Madame Papon nous a d'abord expliqué l'évolution géologique aboutissant à la formation de ces sources avant de décrire, à la manière d'une conteuse, les différentes étapes qui ont conduit à la naissance d'un travail artisanal d'abord grossier, puis évoluant insensiblement vers un art tout en finesse.
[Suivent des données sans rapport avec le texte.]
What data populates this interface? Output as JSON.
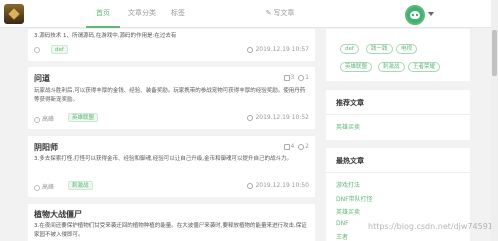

La chose reste encore méconnue : l'un des plus anciens volcans du
département se trouve sous les pieds des Clermontois. Le centre-ville est en
effet bâti sur un cratère volcanique, né de la rencontre « explosive » entre
une remontée de magma et une nappe phréatique profonde, il y a environ 156.000
ans. La faille qui a permis à l'époque le passage du magma a également laissé
remonter des eaux thermo minérales. Le maar de Jaude – c'est ainsi qu'on le
nomme – d'environ 1.500 m
de diamètre, est bordé par la butte qui constitue aujourd'hui le plateau
central.
Sa lèvre nord, légèrement abaissée, forme une espèce de « bec verseur
», d'où les eaux thermo minérales du cratère débordent et suivent la pente en
direction de la Tiretaine. Là, elles circulent à faible profondeur, surgissant
spontanément en quelques points bas. C'est sur ce cheminement qu'ont été
creusés les puits de captage permettant de diriger ensuite les eaux vers les
établissements de pétrification.
À la fin du moyen âge, le quartier
Saint-Alyre est un faubourg occupé par de nombreux monastères; il est constaté
d'étranges arches que l'eau semblait construire d'elle-même, jusqu'à devenir
des ponts. Une curiosité extraordinaire qui, dès le 16ème siècle,
faisait l'objet de visites. mais Il faudra attendre la deuxième moitié du 17ème pour
voir naître l'idée de pétrification volontaire, et le premier tiers du 18ème pour
que l'on songe à domestiquer les sources. On parlera dès lors d'«incrustation
».
Le principe ? Lors de l’arrivée
de l’eau à l’air libre, le carbonate se précipite sous forme de cristaux aux
grains grossiers puis de plus en plus fins. À partir de ces observations, des
installations, bassins et échelles sont construits et un long travail de
patience, de recherche et d’essais est mis en œuvre pour obtenir des résultats
de plus en plus artistiques. Au début, on procédait au recouvrement des objets
par quelques millimètres de calcaire. La seule intervention consistait à les
retourner régulièrement pour obtenir un dépôt uniforme. Des animaux naturalisés
furent également pétrifiés puis des mannequins habillés de costumes locaux . Au
début du XIXème siècle, une nouvelle méthode de travail, beaucoup plus complexe,
commence : l’incrustation sur moulage, qui consiste à obtenir un dépôt
très fin et extrêmement régulier sur un moule qui fut d’abord en soufre puis en
gutta-percha (une gomme végétale naturelle), réalisé à partir d’un original en
cuivre. La méthode s’est perfectionnée au fil des ans jusqu’à obtenir des
bas-reliefs quasiment translucides, d’une couleur proche de celle de l’ivoire.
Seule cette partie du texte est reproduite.